Friday, June 10, 2016

Dorset trip 8-9 June

Another trip to Weymouth. First an opportunity to enjoy some traditional southern habitat on a sun-drenched Wednesday. By mid-day I was with a small group at Acres Down looking over the woods towards Bolderwood. The sky was clear, but a scan revealed a bird in a distant tree. It was clearly an Accipiter, and quite a fat one at that. Eventually it flew off and it was clearly a Goshawk, probably a female.

By that time the heat was building and Buzzards were beginning to appear in the distance. At one point we had about 4 in the air, and there was a certain amount of confusion as people would be looking at different birds. I was quite out of my depth here, and the locals clearly had much more experience. They called out some likely candidate Honey Buzzards, and when they departed a couple of hours later they were happy they had seen at least two.
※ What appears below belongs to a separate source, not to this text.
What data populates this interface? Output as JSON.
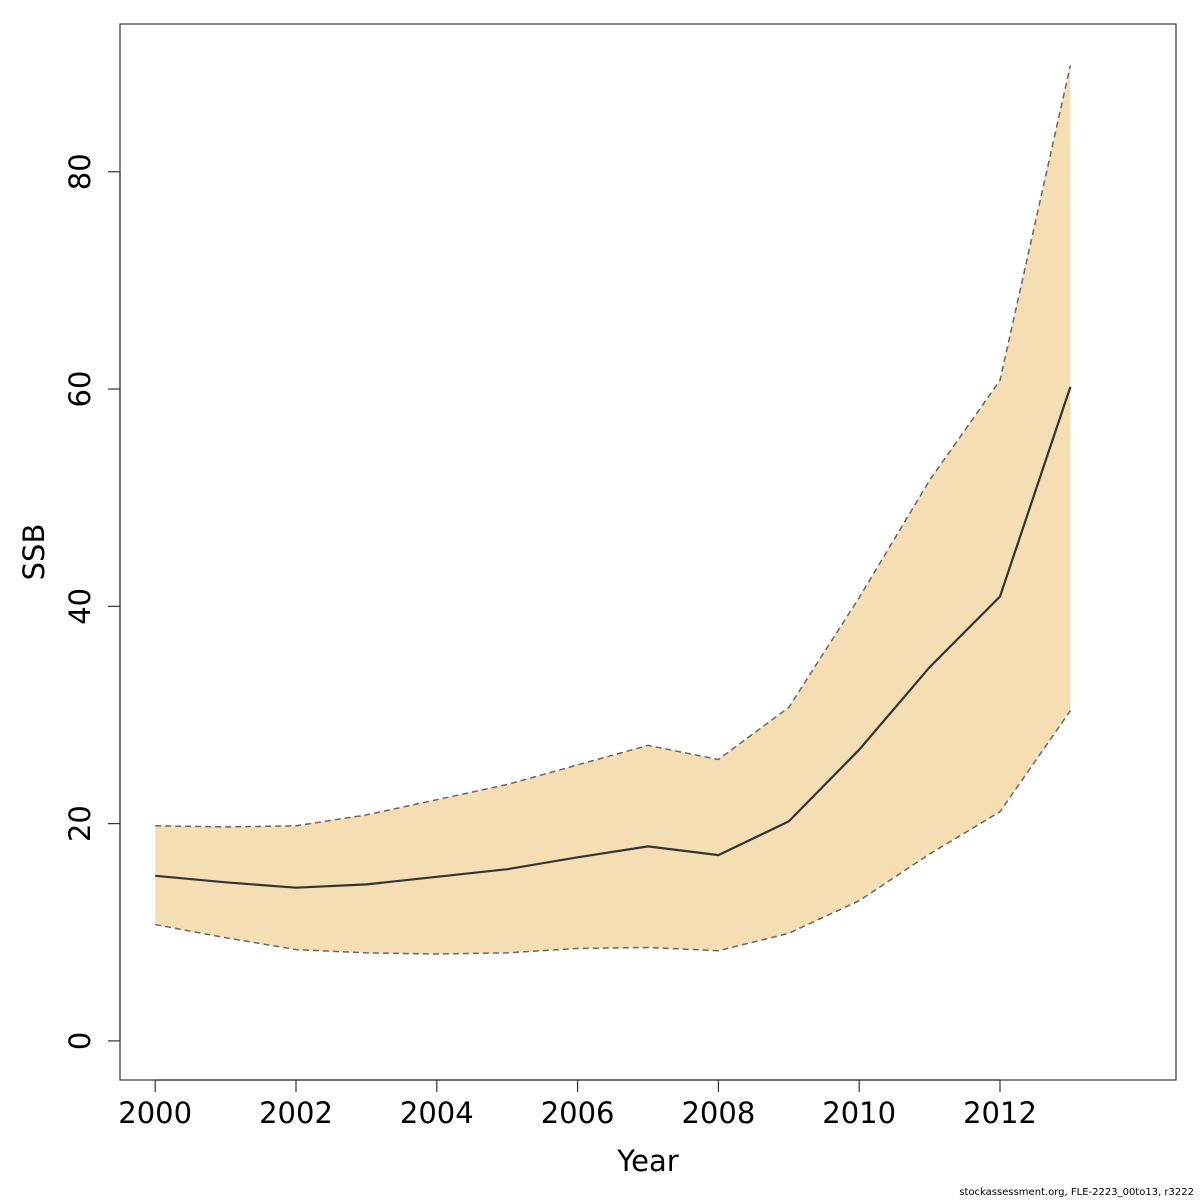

The key features being:

  • long tail, small slightly extended head.
  • pinched in base to the wing.
  • Flight with wings low, sometimes almost kite-like in the appearance as they glided.
  • Corkscrew display
After they had left I went further over to the more traditional watch point and chatted to a local who had been watching over the same area. They had a few Goshawks and a possible Honey buzzard but all the near ones were Common Buzzards. The second local said they don't lift their wings above the horizontal, and flap down from the elbow. The wing-clapping behind the back is diagnostic as it is only done by Honey Buzzard. Well what's a relative novice like myself to think? Perhaps I will have to visit slightly earlier in the season next year.

There were Stonechats aplenty, and in the woods Nuthatches, Coal tits and Treecreeper, but the stand-out species but far was Firecrest. From the off Firecrest song was heard all over, perhaps no surprise given that holly bushes and holly trees were everywhere. I saw 4 birds without too much difficulty, males singing in trees, but there were clearly many more. The rise in the Firecrest population is quite marked, and one I will return to in a future post.